Jika menemukan pasien yang memenuhi kriteria suspek tersebut diatas,
dokter penanggung jawab pasien menginformasikan ke unit DOTS kemudian
melakukan rujukan yang ditujukan kepada RS rujukan TB MDR. Rumah sakit
memberitahukan kepada pasien suspek TB MDR untuk tetap meneruskan
pengobatan sesuai dengan pedoman penanggulangan TB Nasional, kecuali pada
kasus kronik, pengobatan TB tidak diberikan. Pada pasien tersebut diberikan
penyuluhan tentang pencegahan dan pengendalian infeksi.
3. Pasien TB – HIV
TB dan HIV adalah penyakit menular yang berbahaya sehingga dapat saling
memperburuk kondisi tubuh pasien. Pada pasien TB dengan faktor resiko terinfeksi
HIV perlu dicari kemungkinan ko-infeksi TB-HIV.
HIV merupakan faktor resiko utama bagi yang terinfeksi TB menjadi sakit.

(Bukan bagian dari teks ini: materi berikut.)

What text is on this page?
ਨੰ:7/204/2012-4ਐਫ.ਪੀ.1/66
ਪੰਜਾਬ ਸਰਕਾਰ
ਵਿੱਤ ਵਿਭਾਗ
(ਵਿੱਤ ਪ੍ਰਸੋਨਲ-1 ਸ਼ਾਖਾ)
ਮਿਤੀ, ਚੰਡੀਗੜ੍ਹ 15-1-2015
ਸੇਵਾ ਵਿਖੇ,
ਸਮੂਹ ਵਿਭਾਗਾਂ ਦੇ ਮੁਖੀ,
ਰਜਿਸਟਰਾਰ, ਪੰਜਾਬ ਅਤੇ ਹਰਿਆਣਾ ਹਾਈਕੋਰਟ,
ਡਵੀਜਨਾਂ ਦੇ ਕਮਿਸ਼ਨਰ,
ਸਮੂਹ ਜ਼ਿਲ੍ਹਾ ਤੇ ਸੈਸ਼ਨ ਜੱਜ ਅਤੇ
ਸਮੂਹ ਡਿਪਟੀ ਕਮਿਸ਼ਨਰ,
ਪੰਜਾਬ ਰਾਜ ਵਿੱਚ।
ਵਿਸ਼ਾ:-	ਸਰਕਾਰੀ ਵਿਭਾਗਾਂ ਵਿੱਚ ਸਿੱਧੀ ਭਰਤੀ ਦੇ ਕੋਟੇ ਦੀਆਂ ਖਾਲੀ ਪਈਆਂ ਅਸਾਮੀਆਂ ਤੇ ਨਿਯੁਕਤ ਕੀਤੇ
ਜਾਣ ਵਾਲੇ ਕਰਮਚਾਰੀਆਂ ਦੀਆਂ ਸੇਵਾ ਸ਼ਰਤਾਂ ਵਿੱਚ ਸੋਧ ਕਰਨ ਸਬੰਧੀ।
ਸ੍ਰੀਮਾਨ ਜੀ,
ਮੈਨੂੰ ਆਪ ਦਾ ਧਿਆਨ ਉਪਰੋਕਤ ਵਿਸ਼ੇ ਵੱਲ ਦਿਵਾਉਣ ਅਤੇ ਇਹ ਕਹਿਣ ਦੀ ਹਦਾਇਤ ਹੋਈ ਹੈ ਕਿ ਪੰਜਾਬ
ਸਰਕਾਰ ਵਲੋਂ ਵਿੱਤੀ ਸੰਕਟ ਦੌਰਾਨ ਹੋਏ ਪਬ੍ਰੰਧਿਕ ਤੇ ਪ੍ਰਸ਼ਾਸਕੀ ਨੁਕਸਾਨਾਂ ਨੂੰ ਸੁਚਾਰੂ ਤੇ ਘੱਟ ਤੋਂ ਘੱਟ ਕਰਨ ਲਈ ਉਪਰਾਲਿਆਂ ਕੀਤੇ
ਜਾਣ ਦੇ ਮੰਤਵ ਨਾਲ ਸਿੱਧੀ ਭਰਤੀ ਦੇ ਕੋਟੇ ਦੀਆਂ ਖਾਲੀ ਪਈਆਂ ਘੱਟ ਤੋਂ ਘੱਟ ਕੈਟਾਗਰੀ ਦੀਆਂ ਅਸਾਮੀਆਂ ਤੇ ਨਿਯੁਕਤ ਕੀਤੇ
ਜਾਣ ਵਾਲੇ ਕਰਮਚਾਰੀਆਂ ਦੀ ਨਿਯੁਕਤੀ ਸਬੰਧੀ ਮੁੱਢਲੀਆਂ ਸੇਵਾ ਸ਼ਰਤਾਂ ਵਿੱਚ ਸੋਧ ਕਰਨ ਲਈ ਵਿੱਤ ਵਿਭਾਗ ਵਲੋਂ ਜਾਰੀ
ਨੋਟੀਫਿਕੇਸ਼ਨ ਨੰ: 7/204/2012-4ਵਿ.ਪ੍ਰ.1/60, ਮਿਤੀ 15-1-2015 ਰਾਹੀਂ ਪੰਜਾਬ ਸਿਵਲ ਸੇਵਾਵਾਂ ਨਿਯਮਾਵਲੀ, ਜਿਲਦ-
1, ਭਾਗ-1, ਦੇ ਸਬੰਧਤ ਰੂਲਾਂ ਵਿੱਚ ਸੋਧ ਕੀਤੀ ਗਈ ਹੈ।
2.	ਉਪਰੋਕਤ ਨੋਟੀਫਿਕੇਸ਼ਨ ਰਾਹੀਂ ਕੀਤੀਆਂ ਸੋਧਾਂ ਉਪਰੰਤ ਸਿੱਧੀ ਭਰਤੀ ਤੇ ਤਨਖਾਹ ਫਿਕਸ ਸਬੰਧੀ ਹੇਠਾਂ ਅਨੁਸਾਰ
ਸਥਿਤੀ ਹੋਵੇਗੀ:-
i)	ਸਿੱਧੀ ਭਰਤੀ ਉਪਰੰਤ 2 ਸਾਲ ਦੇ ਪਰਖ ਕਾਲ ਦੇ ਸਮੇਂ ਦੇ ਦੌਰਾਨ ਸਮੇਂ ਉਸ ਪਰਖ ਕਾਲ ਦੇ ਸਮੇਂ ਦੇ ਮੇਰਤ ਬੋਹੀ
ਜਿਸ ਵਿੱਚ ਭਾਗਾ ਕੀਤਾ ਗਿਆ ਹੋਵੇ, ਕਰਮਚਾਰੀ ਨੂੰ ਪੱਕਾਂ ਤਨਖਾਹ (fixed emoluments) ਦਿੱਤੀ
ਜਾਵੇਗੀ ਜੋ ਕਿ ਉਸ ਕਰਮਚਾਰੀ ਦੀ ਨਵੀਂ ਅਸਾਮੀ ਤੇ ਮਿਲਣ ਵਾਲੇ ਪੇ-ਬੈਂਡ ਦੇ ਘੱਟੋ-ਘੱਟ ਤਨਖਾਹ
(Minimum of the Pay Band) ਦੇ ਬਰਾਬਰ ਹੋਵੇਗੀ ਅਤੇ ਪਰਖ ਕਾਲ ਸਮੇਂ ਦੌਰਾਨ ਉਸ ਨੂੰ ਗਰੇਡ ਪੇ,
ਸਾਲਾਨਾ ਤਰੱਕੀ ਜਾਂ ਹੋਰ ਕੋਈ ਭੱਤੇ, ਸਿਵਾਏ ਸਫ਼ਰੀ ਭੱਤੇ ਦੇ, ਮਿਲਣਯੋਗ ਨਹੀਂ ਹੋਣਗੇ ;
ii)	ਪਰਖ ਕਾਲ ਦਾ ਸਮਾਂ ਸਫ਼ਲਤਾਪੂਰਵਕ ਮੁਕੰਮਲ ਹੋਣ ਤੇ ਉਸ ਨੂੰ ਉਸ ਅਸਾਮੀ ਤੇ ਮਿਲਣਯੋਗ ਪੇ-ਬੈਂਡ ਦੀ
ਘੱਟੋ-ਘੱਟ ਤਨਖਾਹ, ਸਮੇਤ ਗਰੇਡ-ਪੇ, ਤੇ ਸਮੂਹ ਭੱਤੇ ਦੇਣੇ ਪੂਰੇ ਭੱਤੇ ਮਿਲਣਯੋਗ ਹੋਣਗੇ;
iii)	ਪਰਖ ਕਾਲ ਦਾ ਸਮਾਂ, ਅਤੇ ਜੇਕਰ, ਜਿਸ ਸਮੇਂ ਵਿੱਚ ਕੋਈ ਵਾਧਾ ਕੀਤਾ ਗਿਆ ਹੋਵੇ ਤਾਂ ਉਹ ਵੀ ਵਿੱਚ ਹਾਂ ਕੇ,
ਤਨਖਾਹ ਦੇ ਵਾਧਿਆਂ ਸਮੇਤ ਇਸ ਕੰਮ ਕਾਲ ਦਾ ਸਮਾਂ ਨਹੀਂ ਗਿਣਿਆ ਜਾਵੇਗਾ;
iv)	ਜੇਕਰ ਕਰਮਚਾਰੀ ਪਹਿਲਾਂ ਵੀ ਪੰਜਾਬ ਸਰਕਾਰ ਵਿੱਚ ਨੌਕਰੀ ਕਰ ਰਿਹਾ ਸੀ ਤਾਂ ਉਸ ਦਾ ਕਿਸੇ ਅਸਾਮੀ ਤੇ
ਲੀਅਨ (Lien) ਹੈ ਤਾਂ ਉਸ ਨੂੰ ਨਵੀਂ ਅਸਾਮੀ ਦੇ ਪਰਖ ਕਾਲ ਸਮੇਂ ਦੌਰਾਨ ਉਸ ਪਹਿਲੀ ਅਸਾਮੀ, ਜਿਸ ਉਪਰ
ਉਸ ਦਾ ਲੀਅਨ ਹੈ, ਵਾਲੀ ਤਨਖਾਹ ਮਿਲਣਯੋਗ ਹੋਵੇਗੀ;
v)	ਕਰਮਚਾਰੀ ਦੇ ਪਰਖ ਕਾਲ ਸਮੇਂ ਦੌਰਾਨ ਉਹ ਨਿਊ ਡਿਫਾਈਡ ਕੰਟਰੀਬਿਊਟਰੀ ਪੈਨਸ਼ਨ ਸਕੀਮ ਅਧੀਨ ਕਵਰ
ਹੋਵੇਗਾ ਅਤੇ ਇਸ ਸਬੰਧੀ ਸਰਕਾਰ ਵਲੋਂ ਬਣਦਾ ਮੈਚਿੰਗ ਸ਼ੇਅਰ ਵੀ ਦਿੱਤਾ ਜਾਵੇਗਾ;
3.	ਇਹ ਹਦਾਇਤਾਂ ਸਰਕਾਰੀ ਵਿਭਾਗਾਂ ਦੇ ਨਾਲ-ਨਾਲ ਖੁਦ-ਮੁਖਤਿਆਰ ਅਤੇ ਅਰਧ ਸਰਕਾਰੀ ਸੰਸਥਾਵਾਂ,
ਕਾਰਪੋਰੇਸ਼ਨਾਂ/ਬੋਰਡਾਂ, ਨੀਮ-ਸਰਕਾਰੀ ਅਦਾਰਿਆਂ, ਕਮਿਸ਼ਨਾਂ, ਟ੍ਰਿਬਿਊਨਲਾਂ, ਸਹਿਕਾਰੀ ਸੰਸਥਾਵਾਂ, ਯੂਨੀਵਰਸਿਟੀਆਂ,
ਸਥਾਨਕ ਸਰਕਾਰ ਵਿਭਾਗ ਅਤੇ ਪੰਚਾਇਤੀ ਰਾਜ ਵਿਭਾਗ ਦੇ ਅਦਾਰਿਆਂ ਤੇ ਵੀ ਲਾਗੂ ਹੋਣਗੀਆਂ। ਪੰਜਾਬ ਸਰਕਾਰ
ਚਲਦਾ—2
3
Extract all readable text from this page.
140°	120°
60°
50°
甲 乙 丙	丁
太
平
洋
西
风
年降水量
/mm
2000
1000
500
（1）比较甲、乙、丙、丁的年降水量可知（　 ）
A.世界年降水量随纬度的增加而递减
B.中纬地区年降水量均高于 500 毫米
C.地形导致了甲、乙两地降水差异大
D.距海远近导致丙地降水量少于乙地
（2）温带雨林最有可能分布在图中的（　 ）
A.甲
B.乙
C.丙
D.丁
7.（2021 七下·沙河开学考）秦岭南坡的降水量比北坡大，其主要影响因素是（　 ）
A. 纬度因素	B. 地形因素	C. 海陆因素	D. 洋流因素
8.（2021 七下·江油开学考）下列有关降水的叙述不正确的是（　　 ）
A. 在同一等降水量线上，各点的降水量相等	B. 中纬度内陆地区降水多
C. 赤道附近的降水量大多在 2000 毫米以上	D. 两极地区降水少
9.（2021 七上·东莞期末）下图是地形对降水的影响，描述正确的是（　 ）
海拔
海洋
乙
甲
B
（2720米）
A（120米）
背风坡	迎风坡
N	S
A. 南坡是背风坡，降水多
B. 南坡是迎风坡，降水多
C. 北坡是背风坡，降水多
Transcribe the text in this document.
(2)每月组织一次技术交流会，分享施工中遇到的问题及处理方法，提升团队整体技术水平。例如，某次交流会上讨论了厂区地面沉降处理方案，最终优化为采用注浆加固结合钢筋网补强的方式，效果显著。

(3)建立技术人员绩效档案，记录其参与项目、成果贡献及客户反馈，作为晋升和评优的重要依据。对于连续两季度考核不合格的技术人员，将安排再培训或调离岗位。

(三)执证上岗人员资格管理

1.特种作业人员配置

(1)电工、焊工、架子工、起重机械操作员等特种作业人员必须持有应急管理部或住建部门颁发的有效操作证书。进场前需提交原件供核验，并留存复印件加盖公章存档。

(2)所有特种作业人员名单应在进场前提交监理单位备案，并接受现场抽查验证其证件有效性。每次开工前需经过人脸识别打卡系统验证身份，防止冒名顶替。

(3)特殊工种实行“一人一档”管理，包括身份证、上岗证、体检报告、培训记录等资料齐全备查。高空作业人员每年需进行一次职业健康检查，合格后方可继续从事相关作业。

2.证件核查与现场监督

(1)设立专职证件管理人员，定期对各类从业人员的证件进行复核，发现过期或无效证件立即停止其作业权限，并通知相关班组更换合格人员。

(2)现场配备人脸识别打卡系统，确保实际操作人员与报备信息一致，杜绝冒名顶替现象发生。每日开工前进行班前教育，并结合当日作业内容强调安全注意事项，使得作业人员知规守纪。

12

Infeksi HIV mengakibatkan kerusakan luas sistem daya tahan tubuh seluler (celluler
immunity), sehingga jika terjadi infeksi penyerta (oportunistic) seperti TB, maka
yang bersangkutan akan menjadi sakit parah bahkan bisa mengakibatkan
kematian.
6
Pada orang HIV positif (ODHA), sulit menemukan kasus TB dengan cara-
cara biasa. Spesimen dahak ODHA yang menderita TB biasanya negatif. Angka
kematian ODHA dengan TB jauh lebih tinggi daripada pasien TB yang HIV negatif
hingga penegakan diagnosis TB pada ODHA tidak boleh terlambat supaya
pengobatan TB dapat segera dimulai sehingga resiko kematian dapat
diminimalkan.
Pasien TB paru maupun ekstra paru di unit rawat jalan maupun rawat inap,
apabila terdapat keluhan dan tanda yang diduga berhubungan dengan HIV maupun
pada pasien TB dengan riwayat resiko tinggi terpajan HIV, dilakukan pencatatan
kemudian dirujuk ke RS rujukan.
Faktor resiko HIV :
- Transfusi darah
- Suntik dan tindik sembarangan
- Pengguna narkoba suntik
- Tanda bekas suntikan, tattoo
- Hubungan seks dengan penjaja seks komersial atau pasangan pelanggan
PSK
- Hubungan seks bebas, dan
- Anak dengan orang tua resiko tertular HIV.